Fallout From U.S. Anti-Iran Sanctions:
LONDON (Dispatches) -- The world’s biggest trading houses said on Wednesday they saw oil prices not falling below $65 per barrel and possibly breaking above $100 next year amid the specter of new U.S. sanctions on Iran.
The range of views illustrates deep uncertainty among top industry players over the outlook, given the reimposition of sanctions on Iran and forecasts of slowing economies and energy demand in 2019, potentially leading to choppy trading.
Oil has rallied this year on expectations the sanctions, coming into force on Nov. 4, will strain supplies by lowering shipments from Iran, OPEC’s third-largest oil producer. Brent crude last week reached $86.74, the highest since 2014.
Jeremy Weir, chief executive of Trafigura, said at the Oil & Money conference in London that he would not be surprised to see oil trade at more than $100 per barrel next year.
Among others with a relatively bullish view was Alex Beard, chief executive for oil and gas at Glencore, who forecast at the same event a mid-term oil price of $85-90.
A release of U.S. strategic oil stocks to ease the loss of Iranian supplies looked remote and would have limited impact anyway, he added.
"There will be some Iranian exports but the amount will depend on the price. If oil goes up to $100 a barrel then waivers, if it stays around $80 a barrel then no waivers,” the chief executive of Gunvor, Torbjorn Tornqvist, said.
Uncertainty surrounding Iran's oil industry ahead of forthcoming U.S. sanctions could prompt "extreme volatility" for oil prices, BP's chief executive told CNBC Wednesday.
"I think it's going to be 45 days of extreme volatility, it could spike up, it could also go the other way," he told CNBC's Steve Sedgwick in London.
It's hard to be precise over how much of Iran's production will be affected by the sanctions. It largely depends on whether the country's oil-buying customers are afraid of secondary sanctions from the U.S. if they do business with Iran.
BP and Serica Energy were granted a new license Tuesday to run a North Sea gas field partly owned by Iran showing the U.S. is willing to make some exemptions to the reach of the sanctions.

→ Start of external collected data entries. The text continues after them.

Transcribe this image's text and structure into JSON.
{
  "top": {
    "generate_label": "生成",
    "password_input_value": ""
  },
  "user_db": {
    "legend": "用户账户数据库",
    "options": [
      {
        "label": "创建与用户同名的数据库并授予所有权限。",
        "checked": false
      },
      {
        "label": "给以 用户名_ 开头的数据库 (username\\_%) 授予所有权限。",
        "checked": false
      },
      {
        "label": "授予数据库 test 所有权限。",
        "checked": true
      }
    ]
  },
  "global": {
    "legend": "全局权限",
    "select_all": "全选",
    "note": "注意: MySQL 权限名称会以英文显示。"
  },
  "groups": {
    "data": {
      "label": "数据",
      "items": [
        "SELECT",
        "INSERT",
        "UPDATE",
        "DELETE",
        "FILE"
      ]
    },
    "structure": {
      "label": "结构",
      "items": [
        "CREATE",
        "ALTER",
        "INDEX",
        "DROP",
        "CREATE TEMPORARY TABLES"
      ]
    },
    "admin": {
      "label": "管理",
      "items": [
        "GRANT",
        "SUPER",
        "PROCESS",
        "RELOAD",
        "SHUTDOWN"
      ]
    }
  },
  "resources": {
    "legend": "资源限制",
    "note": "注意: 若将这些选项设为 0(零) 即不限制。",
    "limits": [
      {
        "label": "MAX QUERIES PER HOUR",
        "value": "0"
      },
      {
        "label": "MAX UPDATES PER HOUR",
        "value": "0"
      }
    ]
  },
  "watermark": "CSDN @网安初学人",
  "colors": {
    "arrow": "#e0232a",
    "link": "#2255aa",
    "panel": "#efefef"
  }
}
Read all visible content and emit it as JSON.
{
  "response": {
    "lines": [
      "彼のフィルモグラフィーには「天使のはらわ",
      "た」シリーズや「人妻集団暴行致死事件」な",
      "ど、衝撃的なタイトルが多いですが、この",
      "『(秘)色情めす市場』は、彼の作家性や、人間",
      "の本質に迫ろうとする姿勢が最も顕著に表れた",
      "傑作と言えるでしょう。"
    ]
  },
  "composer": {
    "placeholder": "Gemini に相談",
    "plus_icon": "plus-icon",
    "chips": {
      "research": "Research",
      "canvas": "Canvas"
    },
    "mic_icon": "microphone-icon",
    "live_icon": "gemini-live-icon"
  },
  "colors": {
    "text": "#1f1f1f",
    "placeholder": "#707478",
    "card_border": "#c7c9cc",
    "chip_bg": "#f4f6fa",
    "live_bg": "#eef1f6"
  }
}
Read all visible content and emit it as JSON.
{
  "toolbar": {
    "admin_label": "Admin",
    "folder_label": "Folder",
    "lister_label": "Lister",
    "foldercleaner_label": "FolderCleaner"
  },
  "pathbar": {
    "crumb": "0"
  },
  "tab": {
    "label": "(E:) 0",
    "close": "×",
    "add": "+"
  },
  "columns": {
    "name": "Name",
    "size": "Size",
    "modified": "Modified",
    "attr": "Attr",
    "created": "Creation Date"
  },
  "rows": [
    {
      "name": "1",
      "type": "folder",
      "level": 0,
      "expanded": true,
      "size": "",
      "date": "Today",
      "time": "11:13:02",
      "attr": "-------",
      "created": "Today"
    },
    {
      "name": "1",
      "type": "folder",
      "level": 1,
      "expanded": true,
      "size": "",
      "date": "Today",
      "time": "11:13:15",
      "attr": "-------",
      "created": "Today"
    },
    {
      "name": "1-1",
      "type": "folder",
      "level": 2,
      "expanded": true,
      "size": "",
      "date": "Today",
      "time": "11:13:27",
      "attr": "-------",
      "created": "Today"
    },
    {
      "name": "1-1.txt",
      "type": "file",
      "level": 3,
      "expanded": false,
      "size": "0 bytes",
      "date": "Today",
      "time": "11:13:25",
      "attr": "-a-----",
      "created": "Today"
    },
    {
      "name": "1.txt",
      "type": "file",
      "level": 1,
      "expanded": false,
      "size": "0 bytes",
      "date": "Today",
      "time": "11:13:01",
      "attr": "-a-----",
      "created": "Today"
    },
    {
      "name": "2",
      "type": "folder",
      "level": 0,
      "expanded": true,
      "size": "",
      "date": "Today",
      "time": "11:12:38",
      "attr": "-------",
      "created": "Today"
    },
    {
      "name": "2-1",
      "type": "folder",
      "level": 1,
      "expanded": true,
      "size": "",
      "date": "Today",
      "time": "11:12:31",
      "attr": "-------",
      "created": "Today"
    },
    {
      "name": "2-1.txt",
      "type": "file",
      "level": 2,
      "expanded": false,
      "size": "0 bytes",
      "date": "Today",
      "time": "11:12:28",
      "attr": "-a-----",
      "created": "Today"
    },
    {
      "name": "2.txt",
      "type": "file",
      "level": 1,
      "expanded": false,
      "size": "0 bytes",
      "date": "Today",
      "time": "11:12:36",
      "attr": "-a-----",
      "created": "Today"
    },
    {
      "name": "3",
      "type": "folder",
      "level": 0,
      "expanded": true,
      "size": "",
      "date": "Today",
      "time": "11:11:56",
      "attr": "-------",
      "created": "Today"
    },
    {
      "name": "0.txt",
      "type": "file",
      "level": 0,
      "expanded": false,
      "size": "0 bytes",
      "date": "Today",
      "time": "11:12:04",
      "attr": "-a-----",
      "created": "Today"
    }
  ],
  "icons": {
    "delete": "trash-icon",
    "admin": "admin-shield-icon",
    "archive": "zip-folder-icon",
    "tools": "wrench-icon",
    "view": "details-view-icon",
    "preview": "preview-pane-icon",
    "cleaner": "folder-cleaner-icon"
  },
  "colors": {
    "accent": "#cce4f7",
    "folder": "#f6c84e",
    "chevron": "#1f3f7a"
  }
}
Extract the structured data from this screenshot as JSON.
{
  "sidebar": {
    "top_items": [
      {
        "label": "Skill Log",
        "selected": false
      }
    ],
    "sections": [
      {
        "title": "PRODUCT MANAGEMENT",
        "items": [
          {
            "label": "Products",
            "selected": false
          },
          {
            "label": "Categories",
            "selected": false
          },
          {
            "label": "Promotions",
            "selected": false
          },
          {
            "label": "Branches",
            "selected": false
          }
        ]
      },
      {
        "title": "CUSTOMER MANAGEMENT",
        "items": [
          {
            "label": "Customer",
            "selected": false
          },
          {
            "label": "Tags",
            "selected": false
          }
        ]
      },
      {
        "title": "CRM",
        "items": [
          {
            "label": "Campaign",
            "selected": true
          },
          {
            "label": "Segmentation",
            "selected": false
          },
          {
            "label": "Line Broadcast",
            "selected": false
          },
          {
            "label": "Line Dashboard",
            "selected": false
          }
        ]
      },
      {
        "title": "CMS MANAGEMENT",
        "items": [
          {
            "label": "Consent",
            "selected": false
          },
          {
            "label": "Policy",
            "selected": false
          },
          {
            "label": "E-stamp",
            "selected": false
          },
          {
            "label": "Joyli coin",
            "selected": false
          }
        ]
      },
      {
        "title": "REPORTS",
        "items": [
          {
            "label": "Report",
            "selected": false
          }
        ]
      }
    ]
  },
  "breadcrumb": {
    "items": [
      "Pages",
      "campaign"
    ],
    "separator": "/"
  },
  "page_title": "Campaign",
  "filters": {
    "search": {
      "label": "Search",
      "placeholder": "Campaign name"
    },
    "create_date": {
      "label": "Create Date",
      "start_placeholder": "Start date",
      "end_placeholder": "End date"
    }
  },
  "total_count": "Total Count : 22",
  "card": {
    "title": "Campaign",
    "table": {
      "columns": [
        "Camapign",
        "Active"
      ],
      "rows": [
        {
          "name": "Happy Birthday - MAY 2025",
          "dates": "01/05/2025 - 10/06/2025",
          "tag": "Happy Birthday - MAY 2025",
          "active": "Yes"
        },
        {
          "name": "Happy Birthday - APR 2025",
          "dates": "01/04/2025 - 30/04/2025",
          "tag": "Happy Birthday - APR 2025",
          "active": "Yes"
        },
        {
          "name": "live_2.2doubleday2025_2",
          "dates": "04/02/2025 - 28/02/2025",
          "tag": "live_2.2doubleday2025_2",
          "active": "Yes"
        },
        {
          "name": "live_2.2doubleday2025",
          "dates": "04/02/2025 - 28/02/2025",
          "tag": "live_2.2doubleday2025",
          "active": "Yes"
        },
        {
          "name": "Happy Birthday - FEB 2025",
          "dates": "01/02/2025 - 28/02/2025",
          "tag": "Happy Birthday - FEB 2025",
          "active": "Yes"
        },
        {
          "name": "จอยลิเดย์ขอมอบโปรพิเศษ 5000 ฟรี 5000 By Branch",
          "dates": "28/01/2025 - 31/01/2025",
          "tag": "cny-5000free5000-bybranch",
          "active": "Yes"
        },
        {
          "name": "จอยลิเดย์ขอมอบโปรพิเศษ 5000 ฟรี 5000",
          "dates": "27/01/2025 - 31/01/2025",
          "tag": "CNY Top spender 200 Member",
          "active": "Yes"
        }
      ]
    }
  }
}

"If waivers were granted to others, to big oil consuming countries, you could see it (the price) go down, there's a lot of uncertainty right now," Dudley said.
On Wednesday, Brent crude futures were trading at $84.96 per barrel while U.S. West Texas Intermediate was trading at $74.92.
President Donald Trump has called on OPEC to increase production to mitigate any Iranian shortfall and impact on prices. Saudi Arabia, the de-facto leader of OPEC, says it has the spare capacity to fulfill any shortfall created by Iran, but Iran has disputed that.